Les réjouissances doivent être assombries, cependant, pour cause de brièveté de mandat : 10 mois et 10 jours. Un record battu cette année par la première ministre britannique Liz Truss, dont l’incurie n’a pu se déployer que pendant 45 jours. Dans l’échelle du progrès de l’égalité, on peut donc noter que la médiocrité atteint désormais le sommet, peu importe le sexe (manque encore la couleur de peau et l’orientation sexuelle). Mais puisque l’incompétent Boris Johnson a, lui, mal gouverné le pays pendant trois ans, le biais systémique en faveur des hommes blancs médiocres est toujours actif, du moins pour ce qui concerne la durée.

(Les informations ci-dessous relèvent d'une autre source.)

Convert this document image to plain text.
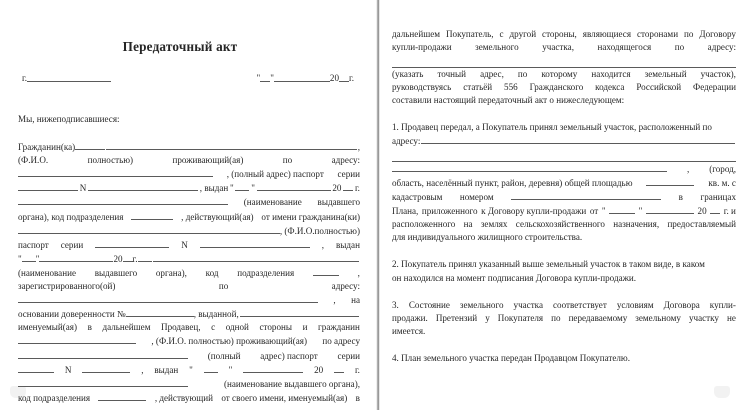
Передаточный акт
г.	" "	20 г.
Мы, нижеподписавшиеся:
Гражданин(ка)	,
(Ф.И.О.	полностью)	проживающий(ая)	по	адресу:
, (полный адрес) паспорт серии
N	, выдан " "	20 г.
(наименование выдавшего
органа), код подразделения	, действующий(ая) от имени гражданина(ки)
, (Ф.И.О. полностью)
паспорт серии	N	, выдан
" "	20 г.
(наименование выдавшего органа), код подразделения	,
зарегистрированного(ой)	по	адресу:
, на
основании доверенности №	, выданной,
именуемый(ая) в дальнейшем Продавец, с одной стороны и гражданин
, (Ф.И.О. полностью) проживающий(ая) по адресу
(полный адрес) паспорт серии
N	, выдан "	"	20	г.
(наименование выдавшего органа),
код подразделения	, действующий от своего имени, именуемый(ая) в
дальнейшем Покупатель, с другой стороны, являющиеся сторонами по Договору
купли-продажи	земельного	участка,	находящегося	по	адресу:
(указать точный адрес, по которому находится земельный участок),
руководствуясь статьёй 556 Гражданского кодекса Российской Федерации
составили настоящий передаточный акт о нижеследующем:
1. Продавец передал, а Покупатель принял земельный участок, расположенный по
адресу:
, (город,
область, населённый пункт, район, деревня) общей площадью	кв. м. с
кадастровым номером	в границах
Плана, приложенного к Договору купли-продажи от "	"	20 г. и
расположенного на землях сельскохозяйственного назначения, предоставляемый
для индивидуального жилищного строительства.
2. Покупатель принял указанный выше земельный участок в таком виде, в каком
он находился на момент подписания Договора купли-продажи.
3. Состояние земельного участка соответствует условиям Договора купли-
продажи. Претензий у Покупателя по передаваемому земельному участку не
имеется.
4. План земельного участка передан Продавцом Покупателю.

On doit remercier la professeure de sciences politiques à l’Université Laval, Sule Tomkinson, d’avoir introduit l’expression « homme blanc médiocre » dans notre conversation nationale cette semaine. N’allez pas dire que les intellectuels n’ont pas d’influence sur la cité. Le thème est en vogue dans les milieux féministes depuis la parution il y a deux ans du livre Mediocre. The Dangerous Legacy of White Male America, de Ijeoma Oluo. La thèse se défend aisément. Le nombre d’idiots mâles et pâles qui ont peuplé les gouvernements, déclenché des guerres absurdes, vendu des produits dangereux, refusé des progrès élémentaires, provoqué faillites, oppressions et destructions est proprement incalculable. À l’inverse, une statistique s’impose : faire émerger nos élites à partir de 100 % de la population, donc incluant femmes et minorités, plutôt que de moins de 50 % garantit mathématiquement une plus grande qualité intellectuelle aux sommets.

Certes, des hommes blancs géniaux se sont imposés. George Washington, Thomas Jefferson, les Roosevelt, pour rester aux É.-U. Mais, au hasard, pas Donald Trump. De même, des hommes blancs non médiocres ont aboli l’esclavage, institué le suffrage universel, reconnu le droit de vote des femmes, entre autres progrès humains. Mais je m’égare.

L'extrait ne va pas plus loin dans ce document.